Swain County Schools announced Monday night the district would go to Plan C, full remote learning, effective immediately for two weeks, due to a rising number of teachers and staff people either testing positive or being close contacts and having to isolate for COVID-19. In-person classes are tentatively set to resume on Monday, Jan. 25.
It was after the school day and just hours before the school board meeting Monday when Superintendent Mark Sale took a call from an employee who had tested positive for COVID-19. With the number of staff people out due to the virus on the rise, this last call led him to act and make a recommendation to pause in-person instruction for two week.
“The suspicion is it may have happened at school, and that person might also have pneumonia and is looking for a hospital to go to. That gets my attention,” Sale said during the regular school board meeting. “This is what we’re asking our staff to step into all the time right now, and it came to the conclusion for me today that in good conscience, I struggle to ask our staff to do that without giving them some time to recover and get our numbers down some.”
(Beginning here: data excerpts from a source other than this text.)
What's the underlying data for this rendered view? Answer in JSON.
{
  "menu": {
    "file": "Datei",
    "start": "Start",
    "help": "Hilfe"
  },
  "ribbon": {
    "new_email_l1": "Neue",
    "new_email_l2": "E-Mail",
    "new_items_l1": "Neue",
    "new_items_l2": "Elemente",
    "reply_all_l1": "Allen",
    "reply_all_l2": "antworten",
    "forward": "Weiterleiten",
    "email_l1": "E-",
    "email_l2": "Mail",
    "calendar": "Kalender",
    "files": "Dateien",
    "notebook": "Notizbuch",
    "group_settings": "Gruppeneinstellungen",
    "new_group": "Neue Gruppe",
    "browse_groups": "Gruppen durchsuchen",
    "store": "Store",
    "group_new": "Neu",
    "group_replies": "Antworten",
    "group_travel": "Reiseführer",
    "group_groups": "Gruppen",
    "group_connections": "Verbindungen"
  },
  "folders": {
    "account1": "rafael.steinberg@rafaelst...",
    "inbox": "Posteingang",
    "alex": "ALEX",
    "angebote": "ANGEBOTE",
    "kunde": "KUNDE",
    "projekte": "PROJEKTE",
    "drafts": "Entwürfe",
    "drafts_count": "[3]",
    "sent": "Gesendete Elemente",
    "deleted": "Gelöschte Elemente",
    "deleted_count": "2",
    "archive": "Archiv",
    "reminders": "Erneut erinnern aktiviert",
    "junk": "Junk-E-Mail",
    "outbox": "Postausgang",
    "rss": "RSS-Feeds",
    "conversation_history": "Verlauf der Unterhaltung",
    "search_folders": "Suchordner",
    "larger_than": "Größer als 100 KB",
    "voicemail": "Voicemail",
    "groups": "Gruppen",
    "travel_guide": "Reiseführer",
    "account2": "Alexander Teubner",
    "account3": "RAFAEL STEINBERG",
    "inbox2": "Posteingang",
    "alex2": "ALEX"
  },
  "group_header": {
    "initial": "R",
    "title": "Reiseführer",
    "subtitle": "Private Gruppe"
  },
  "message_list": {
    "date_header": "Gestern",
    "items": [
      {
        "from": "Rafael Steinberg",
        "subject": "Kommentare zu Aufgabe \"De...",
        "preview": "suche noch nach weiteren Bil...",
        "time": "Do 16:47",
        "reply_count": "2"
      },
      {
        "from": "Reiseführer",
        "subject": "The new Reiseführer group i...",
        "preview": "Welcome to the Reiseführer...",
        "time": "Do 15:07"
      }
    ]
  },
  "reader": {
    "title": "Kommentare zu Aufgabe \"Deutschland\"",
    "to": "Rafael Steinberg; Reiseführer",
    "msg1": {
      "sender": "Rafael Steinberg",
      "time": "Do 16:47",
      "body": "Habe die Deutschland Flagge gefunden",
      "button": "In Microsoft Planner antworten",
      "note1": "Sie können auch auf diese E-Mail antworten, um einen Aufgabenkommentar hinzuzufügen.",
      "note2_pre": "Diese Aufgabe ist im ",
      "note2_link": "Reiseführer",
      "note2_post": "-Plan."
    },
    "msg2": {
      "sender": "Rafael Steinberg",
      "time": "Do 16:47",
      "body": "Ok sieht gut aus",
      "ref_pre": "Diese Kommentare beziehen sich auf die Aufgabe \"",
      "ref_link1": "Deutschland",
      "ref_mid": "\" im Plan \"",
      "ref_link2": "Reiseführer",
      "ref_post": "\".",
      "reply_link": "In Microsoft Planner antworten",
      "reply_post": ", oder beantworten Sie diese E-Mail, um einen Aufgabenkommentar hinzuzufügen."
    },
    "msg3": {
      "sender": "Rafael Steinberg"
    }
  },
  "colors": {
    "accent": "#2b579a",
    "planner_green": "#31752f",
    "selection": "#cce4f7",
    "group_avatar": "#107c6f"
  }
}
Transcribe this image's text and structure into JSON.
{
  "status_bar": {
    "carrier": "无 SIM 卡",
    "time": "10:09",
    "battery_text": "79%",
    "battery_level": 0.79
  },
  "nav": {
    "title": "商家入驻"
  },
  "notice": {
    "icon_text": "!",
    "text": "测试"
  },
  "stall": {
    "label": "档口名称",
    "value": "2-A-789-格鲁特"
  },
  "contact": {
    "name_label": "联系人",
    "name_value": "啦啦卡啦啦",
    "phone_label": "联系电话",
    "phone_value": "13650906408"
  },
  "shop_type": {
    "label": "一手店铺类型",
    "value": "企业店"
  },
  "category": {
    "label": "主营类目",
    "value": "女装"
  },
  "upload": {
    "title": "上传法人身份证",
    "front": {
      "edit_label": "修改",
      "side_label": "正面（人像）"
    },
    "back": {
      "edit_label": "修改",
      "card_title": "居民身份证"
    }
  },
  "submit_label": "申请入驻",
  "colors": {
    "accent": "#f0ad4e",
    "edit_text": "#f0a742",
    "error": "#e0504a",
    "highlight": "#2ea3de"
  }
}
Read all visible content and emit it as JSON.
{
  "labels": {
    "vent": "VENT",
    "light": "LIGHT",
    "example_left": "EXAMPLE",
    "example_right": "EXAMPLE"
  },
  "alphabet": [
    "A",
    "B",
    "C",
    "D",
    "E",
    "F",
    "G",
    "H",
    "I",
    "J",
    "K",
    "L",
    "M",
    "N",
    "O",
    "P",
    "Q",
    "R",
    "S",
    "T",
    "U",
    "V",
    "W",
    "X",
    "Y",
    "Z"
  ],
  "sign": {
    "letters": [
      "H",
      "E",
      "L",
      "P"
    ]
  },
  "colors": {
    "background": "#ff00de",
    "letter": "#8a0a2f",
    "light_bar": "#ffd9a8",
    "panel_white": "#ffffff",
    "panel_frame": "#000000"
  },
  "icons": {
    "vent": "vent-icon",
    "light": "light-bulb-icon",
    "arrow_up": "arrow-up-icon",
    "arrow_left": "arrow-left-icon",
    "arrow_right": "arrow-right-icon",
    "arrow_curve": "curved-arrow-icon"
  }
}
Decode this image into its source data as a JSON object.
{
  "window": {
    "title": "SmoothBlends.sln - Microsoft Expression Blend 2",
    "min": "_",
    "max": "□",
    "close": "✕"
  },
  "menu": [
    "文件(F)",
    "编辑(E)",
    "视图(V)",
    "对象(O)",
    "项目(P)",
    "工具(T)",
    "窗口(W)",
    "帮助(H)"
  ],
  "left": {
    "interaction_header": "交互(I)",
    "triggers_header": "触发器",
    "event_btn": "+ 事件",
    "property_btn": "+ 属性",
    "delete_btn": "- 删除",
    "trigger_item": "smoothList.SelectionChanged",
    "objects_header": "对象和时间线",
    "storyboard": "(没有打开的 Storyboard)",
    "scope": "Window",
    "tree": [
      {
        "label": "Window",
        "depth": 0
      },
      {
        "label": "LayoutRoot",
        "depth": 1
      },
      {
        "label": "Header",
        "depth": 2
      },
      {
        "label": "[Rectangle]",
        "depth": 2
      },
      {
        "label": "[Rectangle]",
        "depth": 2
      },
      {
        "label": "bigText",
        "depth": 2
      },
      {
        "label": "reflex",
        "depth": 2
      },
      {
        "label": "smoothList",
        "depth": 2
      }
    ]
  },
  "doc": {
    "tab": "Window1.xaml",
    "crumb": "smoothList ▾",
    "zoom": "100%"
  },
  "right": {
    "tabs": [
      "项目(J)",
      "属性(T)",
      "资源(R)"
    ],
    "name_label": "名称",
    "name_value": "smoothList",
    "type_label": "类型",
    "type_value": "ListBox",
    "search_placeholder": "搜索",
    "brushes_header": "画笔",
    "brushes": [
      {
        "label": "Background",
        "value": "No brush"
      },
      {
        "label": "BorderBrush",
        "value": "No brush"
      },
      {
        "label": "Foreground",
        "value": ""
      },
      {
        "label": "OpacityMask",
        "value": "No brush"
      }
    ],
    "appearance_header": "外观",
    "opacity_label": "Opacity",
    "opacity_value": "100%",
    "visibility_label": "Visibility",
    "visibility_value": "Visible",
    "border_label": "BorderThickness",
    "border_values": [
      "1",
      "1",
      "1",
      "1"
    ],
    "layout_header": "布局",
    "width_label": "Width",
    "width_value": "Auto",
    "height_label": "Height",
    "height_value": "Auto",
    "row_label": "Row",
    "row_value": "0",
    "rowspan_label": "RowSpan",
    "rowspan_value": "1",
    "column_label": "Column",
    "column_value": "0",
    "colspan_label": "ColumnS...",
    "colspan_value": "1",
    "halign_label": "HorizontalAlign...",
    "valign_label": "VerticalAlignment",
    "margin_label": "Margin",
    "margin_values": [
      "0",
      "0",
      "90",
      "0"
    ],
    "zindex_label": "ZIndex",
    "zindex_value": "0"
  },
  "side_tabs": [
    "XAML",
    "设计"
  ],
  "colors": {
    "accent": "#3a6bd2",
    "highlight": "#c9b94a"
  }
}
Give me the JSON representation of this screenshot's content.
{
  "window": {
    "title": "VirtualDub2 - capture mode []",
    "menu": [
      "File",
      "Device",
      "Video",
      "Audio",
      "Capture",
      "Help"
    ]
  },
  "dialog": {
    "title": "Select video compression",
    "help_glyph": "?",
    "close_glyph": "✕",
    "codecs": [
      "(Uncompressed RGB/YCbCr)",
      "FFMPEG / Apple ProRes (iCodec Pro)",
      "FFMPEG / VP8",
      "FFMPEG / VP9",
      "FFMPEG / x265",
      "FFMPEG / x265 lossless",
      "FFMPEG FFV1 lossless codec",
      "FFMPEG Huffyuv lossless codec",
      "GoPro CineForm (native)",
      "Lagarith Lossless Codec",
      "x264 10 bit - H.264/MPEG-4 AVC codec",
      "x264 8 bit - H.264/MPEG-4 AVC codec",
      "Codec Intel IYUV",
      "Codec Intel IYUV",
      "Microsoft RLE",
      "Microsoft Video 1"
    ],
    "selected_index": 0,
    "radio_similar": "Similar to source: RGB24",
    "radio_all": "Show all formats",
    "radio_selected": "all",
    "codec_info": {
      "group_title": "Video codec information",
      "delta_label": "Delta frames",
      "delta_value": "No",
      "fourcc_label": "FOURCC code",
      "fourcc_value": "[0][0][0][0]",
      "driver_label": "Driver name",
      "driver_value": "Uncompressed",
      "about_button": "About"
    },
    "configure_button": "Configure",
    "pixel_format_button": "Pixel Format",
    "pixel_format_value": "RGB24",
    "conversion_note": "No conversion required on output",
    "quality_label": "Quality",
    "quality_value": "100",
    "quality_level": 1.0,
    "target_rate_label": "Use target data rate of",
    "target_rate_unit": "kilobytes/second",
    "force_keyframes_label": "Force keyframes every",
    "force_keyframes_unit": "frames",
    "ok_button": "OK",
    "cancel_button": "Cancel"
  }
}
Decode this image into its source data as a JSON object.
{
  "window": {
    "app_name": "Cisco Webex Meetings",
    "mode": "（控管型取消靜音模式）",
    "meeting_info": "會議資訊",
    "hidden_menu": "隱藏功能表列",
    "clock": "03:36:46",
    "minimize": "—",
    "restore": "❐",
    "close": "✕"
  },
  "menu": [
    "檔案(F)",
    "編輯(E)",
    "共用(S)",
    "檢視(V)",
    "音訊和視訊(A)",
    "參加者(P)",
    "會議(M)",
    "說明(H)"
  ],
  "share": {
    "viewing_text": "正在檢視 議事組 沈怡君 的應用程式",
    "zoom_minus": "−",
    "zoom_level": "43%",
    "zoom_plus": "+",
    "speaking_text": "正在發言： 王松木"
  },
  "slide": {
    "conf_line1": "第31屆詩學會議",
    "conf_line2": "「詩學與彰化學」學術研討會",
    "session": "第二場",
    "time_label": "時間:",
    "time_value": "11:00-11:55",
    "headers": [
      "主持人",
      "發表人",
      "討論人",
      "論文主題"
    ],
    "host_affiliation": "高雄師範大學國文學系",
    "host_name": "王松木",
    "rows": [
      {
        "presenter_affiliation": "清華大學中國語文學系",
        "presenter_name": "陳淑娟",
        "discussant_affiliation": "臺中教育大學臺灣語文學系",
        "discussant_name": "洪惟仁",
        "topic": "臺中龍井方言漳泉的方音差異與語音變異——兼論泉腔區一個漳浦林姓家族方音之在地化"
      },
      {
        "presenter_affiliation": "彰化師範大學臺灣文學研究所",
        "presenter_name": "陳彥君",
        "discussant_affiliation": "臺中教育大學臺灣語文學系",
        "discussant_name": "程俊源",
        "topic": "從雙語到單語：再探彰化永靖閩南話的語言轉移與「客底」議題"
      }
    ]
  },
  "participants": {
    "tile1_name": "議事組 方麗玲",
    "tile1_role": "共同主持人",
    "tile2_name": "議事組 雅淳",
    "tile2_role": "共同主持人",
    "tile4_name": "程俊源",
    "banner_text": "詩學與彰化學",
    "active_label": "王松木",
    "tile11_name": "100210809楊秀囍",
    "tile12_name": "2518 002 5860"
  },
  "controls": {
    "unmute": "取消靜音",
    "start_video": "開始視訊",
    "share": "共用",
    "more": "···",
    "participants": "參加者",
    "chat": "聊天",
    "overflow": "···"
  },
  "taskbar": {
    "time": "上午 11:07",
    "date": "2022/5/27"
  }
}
Word of the recommendation spread quickly, with some parents upset over the news. Swain County Health Director Alison Cochran said, “I was at home this evening, and all of a sudden my phone was blowing up, ‘Why was I closing schools?’ I got in the car and came down here.”
She hadn’t realized in discussion with Sale earlier that he planned to make the recommendation to stop in-person instruction immediately. She said his reasoning is valid, but stressed it’s the school system’s decision not a directive from her office.
“With our Covid numbers on the county end, we’re still good. Our numbers are high, we have lots of contacts, that’s very true, but they’re just as high as they were weeks ago,” She said. “But, if you are having problems with staff or a multitude of students out, then I understand you going with Plan C remote, but I want that to be clear that it’s not because the health department said you have to.”
School board chairman Gerald McKinney said, yes, the “primary reason we were looking at this was staff. We have more staff members who are sick—one seriously.”
The board also supported the decision, acknowledging it’s not an easy one to make.
Board member Kim Carpenter said that knowing the goal of the Superintendent has always been to have students learning in the classroom, when he recommends halting in person instruction, she knows it’s serious.
The discussion then went to what will happen in regard to sports? Basketball just began its season and cross country is now heading into regionals.
Cochran said it’s been her opinion since the beginning, if schools must go to remote learning, sports, especially contact ones, should also be put on hold to prevent the spread of the virus.
Board member Cody White spoke to his concerns, saying while sports are voluntary, if it leads to an outbreak of the virus and prolongs schools being closed, that impacts others.
“I don’t want sports to play a factor as the reason why we can no longer go back to in person,” he said.
Tommy Dills, district human resources director, urged the board to allow sports to continue. Athletes will continue to be tested and screened, and action can be taken if there is a positive test result, he said.
“This is a microcosm, a smaller piece and more manageable,” Dills said.
The board agreed to speak with coaches to get input on sports continuing.
“We’ll wait on the athletic department to hear from coaches with the understanding again if one tests positive, we are prepared to shut that down, that particular team,” McKinney said. “Our main concern now is staff, and kids too, but mainly staff. It’s getting less and less, and we can’t run a school without them.”
It was noted that tutoring for students will continue virtually and school buses will deliver meals daily to the students.
According to posts shared by the school district on social media, 58 staff members were out since school started back for the semester Jan. 5. Students were also out due to the virus, with more than 10 at every school either because of positive test results or because they were close contacts.